CONCLUSION
Avant de quitter la terre, Jésus Christ a laissé à ses disciples son commandement: «Aimez-vous les uns les autres comme je vous ai aimés» (Jn 15, 12), et a manifesté sa dernière volonté: «Allez par le monde entier, proclamez l’Évangile à toutes les créatures» (Mc 16, 15). Il était normal que Mgr de Mazenod, avant de mourir, laisse à ses fils le même mot d’ordre ou testament: «Parmi vous la charité, la charité, la charité et, au dehors, le zèle pour le salut des âmes». Ne doivent-ils pas tâcher de devenir d’autres Jésus Christ [67] et marcher sur les traces des Apôtres qu’ils considèrent comme leurs premiers pères [68]?
Les Constitutions de 1982 s’expriment encore de la même façon: «Mis à part pour annoncer l’Évangile de Dieu (Rm 1, 1) les Oblats abandonnent tout à la suite de Jésus Christ. Pour être ses coopérateurs, ils se doivent de le connaître plus intimement, de s’identifier à lui, de le laisser vivre en eux. S’efforçant de le reproduire dans leur vie [...]» (C 2).
«Jésus a formé personnellement les disciples qu’il avait choisis et les a initiés au mystère du Royaume (cf. Mc 4, 11). Pour les préparer à leur mission, il les associa à son ministère; pour affermir leur zèle, il leur envoya son Esprit.
«Ce même Esprit forme le Christ en ceux qui s’engagent sur les traces des Apôtres.
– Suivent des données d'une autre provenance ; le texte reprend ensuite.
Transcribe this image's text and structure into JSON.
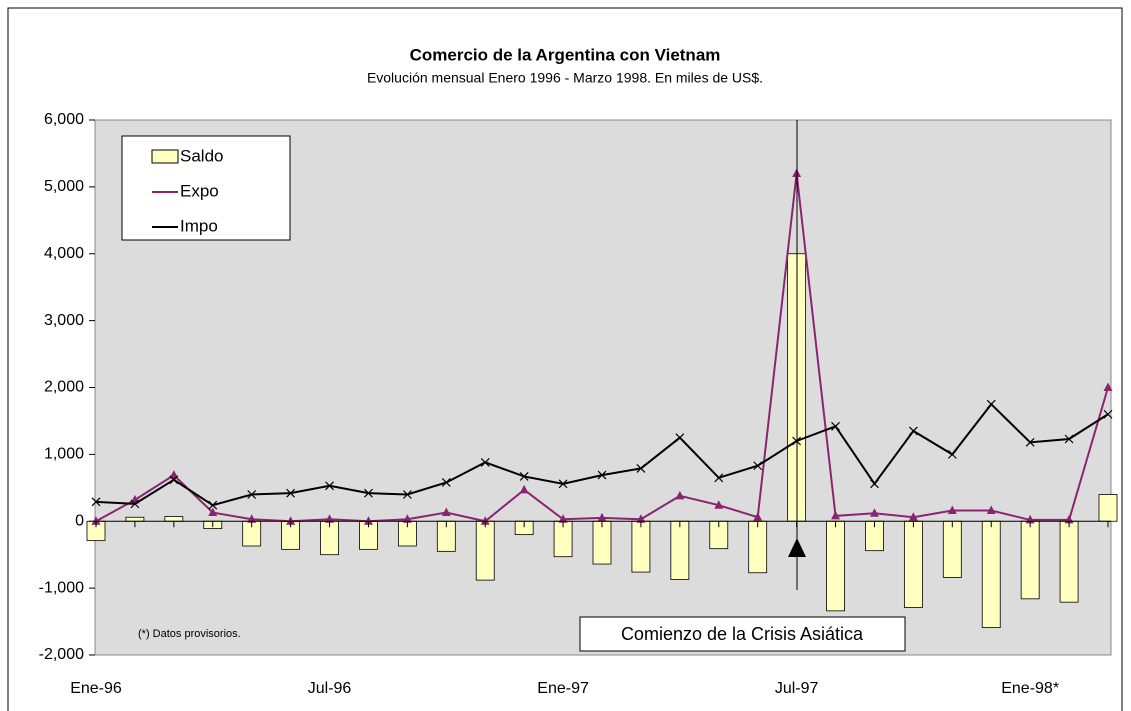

Plus il leur fait pénétrer le mystère du Sauveur et de son Église, plus il les incite à se vouer à l’évangélisation des pauvres» (C 45).
Ce testament spirituel de Mgr de Mazenod, dernier écho d’une voix mourante, écrit le père Eugène Baffie en 1894, est «la révélation complète des nobles aspirations qui firent toujours battre le cœur du vénérable Fondateur des Oblats. Il est, en outre, tout un programme de perfection» [69]. Il est, pourrions-nous ajouter, la deion de ce que doit être un fils de Mgr de Mazenod; c’est en s’y confrontant qu’il découvre s’il est fidèle ou non à sa vocation d’Oblat de Marie Immaculée [70].
Yvon Beaudoin
BIBLIOGRAPHIE
GILBERT, Maurice, «Les Novissima verba du Fondateur», dans Études oblates, 28 (1969), p. 45-49.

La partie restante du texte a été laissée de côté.